There may finally be a bit of good news out there for companies heavily involved in mining iron ore such as Vale ADR (NYSE: VALE), BHP Billton ADR (NYSE: BHP), Rio Tinto ADR (NYSE: RIO) and Cliffs Natural Resources (NYSE: CLF).
These companies have suffered as benchmark iron ore prices tumbled 36% to their lows in the autumn at $116.75 a ton. Since then, prices have stabilized around the $140 a ton mark.
The good news is that, according to industry executives, India has raised export duties on iron ore to 30 percent. The recently announced rise in duties means that export duties are now six times higher than a year ago when they stood at just 5%.
This move by India, the third-biggest global supplier of iron ore, is likely to keep iron ore prices higher than they otherwise would be in the face of weakening demand. By the way, the two largest export countries for iron ore globally are Australia and Brazil.

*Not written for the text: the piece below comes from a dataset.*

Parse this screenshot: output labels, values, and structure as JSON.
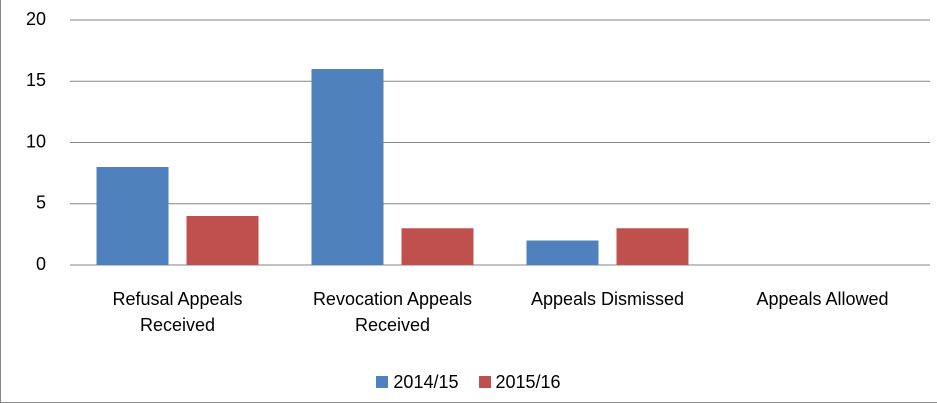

The cost of iron ore is extremely important to the global economy because its price feeds directly into the price of steel which in turn flows directly in many everyday items such as cars and appliances.
Iron ore exports from India have fallen sharply in the past two years. Indian exports in the 2011 fiscal year were down 25% from 2010 levels, at about 80 million tons.
Sesa Goa, the country's leading iron ore exporter, estimates that in the fiscal year ending March 30, 2012, exports will be only 70 million tons. This implies a 30% drop in the January-March period from a year earlier.
Exports have fallen for a couple reasons. First, the Indian government is limiting iron ore exports in its quest to support the domestic steel industry.
The other reason that exports from India have fallen is that many Indian iron ore mines are high-cost and simply uneconomical at current iron ore prices.
The rise in India's export duties for iron ore is also just another sample of a growing global trend – resource nationalism. This is an attempt by governments to keep as much of their commodities wealth within their own borders for the benefit of domestic companies.
Arvind Mahajan of KPMG describes the attitude of the Indian government this way: “The view is that given that it's a natural resource of India, [the domestic] steel industry should have access to it.”
This longer-term trend is not good for any of the global natural resource companies.